When you’re done, you are unlikely to have any more things to do that day, crawl to the side of the bed and sleep, the longer the better. Let the cat go free by itself)
The instructions for getting out of the Twilight Zone are coming to an end. For the next couple of days, walk more around the neighborhood, breathe in eucalyptus trees, admire the beauty around. The views from the mountains in Inner Kodai are amazing. To enhance the effect, you can carry out a cloud bathing procedure. Early in the morning, light a fire, open the door and window opposite, climb back into bed under a warm blanket and watch. The cloud will smoothly begin to creep into your room, try not to move, so as not to frighten off. Slowly and carefully, touching your face, the cloud creeps through the window and crawls across the room and flies out the door. After the performed recovery procedures, you can smoothly return to society like a cloud.

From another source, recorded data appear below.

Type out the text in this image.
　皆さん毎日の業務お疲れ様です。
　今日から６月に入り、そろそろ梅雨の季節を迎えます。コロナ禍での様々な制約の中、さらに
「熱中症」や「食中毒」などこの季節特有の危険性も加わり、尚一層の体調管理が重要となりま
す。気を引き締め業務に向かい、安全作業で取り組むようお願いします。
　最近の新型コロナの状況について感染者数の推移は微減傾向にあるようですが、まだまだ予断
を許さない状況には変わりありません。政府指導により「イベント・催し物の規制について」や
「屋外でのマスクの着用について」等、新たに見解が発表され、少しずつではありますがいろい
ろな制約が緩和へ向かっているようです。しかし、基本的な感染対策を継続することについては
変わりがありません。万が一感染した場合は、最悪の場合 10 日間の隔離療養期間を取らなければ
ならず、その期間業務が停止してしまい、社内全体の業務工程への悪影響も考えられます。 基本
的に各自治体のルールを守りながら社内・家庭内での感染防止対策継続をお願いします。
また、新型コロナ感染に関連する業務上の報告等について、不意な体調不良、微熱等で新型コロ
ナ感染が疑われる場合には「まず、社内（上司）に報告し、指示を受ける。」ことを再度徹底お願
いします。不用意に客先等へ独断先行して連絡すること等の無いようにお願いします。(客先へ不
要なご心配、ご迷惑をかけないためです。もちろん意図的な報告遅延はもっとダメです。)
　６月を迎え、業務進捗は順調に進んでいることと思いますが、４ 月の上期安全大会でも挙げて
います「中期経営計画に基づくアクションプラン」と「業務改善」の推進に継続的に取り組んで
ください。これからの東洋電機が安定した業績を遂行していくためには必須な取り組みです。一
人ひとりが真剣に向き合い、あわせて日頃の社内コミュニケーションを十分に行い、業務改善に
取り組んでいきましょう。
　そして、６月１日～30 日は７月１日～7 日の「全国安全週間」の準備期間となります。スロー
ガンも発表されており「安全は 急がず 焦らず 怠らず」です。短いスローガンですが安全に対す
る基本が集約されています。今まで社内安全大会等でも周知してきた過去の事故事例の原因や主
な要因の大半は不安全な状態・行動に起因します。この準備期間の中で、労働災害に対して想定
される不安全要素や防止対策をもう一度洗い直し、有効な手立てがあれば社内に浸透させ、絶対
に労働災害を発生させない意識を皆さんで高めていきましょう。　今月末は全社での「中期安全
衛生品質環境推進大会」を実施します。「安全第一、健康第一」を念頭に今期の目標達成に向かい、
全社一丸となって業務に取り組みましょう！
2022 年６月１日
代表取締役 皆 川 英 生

In order to maximize existential melancholy and show all the splinters and drifts of your consciousness, our today’s album Exploded View, with the album of the same name, Exploded View, is perfect.
A distinctive feature of this album is that it was recorded on an 8-track Tascam 388, from one take, they simply recorded everything that happened in the room, the purest improvisation and live performance. You can enjoy, yearn and grieve with taste.
I wish you to go through all your twilight zones and come out fresh and refreshed after the fiery communion and cloudy bathing in the Inner Kodai. Our Vinyl Villain is out there somewhere. Let’s wish him a quality update.
🚴♂️ Happy Cyclist Day and 4/20 everyone! Do not enter the twilight zones of consciousness! Safety first!